For the most part, punctuation will go inside quotation marks. There. I wanted to get that out of the way. If you need punctuation at the end of a quotation (and check guide above to see whether or not you do), and you are writing according to MLA standards, your punctuation will be in the correct spot most of the time if you keep the punctuation marks inside the quotation marks (in other words: between the last letter of the quotation and the closing quotation mark).
Sometimes, this is what we have to do when quoting a text that doesn't have page numbers. Since we can't cite a page number, then we can't use parenthetical citations (like we would with a book, shown in the example above). Here's how that might look:
According to Malcolm Gladwell's "The Courthouse Ring: Atticus Finch and the Limits of Southern Liberalism," "If Finch were a civil-rights hero, he would be brimming with rage at the unjust verdict."
Notice the period between the t in "verdict," and the closing quotation mark. Gladwell ends his sentence just that way too, so the period was taken directly from the article, and included as it appears in the text. All we did to quote it is add quotation marks at the beginning and the end, making sure that the closing period appears immediately after the period.
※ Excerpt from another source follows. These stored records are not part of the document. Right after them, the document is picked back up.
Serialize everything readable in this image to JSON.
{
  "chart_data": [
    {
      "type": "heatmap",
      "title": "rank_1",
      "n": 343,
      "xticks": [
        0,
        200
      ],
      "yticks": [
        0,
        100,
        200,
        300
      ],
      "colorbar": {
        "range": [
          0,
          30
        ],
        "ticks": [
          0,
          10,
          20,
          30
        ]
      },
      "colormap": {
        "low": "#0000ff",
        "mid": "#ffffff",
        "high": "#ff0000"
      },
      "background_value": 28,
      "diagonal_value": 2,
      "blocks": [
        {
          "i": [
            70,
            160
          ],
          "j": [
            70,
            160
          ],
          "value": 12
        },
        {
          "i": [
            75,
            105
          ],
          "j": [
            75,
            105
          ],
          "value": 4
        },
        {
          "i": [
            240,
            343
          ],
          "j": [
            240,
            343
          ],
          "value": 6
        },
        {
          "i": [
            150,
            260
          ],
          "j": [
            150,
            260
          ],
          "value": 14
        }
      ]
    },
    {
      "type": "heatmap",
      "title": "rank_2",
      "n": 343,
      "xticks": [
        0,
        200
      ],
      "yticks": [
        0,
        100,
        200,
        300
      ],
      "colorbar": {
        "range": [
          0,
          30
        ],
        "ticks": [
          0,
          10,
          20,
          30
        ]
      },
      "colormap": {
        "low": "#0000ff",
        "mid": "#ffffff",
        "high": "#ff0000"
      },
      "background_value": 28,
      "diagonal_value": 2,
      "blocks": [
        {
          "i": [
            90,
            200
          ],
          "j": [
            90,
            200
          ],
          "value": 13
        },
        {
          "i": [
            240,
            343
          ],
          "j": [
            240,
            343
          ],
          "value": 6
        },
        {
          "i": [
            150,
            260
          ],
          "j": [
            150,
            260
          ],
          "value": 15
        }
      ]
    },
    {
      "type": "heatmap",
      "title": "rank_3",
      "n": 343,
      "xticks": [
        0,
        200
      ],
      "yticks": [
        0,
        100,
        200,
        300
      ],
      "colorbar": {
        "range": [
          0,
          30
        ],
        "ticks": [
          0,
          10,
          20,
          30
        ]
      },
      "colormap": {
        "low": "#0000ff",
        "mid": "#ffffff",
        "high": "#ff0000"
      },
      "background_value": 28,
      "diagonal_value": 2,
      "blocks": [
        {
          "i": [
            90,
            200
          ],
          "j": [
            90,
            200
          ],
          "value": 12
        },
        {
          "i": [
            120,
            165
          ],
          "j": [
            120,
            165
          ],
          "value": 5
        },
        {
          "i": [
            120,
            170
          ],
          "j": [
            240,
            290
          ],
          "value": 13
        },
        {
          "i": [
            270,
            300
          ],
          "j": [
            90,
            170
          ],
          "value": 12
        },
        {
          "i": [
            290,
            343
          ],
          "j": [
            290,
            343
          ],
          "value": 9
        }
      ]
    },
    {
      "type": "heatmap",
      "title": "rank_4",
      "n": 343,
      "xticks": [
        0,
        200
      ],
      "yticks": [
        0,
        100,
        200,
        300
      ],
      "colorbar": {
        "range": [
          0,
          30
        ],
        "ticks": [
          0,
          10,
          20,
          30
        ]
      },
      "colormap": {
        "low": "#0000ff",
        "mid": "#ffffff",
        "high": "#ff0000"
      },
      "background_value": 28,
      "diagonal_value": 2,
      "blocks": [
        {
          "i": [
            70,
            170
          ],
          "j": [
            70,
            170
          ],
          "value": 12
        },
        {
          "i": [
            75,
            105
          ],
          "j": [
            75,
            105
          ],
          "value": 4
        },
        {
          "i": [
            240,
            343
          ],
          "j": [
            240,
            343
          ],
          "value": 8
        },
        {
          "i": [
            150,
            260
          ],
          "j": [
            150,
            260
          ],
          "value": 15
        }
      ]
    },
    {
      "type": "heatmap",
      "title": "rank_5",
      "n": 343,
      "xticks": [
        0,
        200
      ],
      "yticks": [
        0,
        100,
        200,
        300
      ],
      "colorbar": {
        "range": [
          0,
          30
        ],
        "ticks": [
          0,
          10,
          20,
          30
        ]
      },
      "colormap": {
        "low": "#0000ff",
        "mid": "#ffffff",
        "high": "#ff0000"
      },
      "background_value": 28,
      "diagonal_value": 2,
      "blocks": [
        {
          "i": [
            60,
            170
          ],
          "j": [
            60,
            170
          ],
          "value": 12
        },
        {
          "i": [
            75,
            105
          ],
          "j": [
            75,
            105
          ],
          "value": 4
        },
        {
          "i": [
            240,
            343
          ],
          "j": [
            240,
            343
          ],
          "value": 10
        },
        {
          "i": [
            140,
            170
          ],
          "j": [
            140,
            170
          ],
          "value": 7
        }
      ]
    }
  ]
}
You may also notice the comma after the word "Liberalism" in the article's title. Keep in mind that article titles should be noted with quotation marks in MLA standards, so the same rules apply here for punctuation: we need a comma before the quotation begins, but since the last word right before the quotation is part of the article title, we need to make sure that the comma appears inside those quotation marks too (even though there would be no comma at the end of the title if we pulled up the website).
Sometimes, we might quote only part of a sentence, so the quotation would normally end with a comma or other punctuation mark. In that case, we actually change the punctuation mark from what we see in the quotation. So, something like this:
Describing Atticus' decision at the end of the novel, Gladwell explains, "Boo Radley, the reclusive neighbor of the Finches, comes to the children’s defense, and in the scuffle Radley kills Ewell. Sheriff Tate brings the news to Finch, and persuades him to lie about what actually happened;"
Would be changed to:
Describing Atticus' decision at the end of the novel, Gladwell explains, "Boo Radley, the reclusive neighbor of the Finches, comes to the children’s defense, and in the scuffle Radley kills Ewell. Sheriff Tate brings the news to Finch, and persuades him to lie about what actually happened."
Even though the original text does not end the sentence there, it's fine to make small edits to a quotation to make the quotation fit your sentence better (as long as you're not changing the meaning of the quotation). There's no change in meaning to the sentence if we change a comma or a semicolon to a period, so it's fine to make these changes to a quotation. Just remember to keep the punctuation (if it should be there) inside the quotation marks.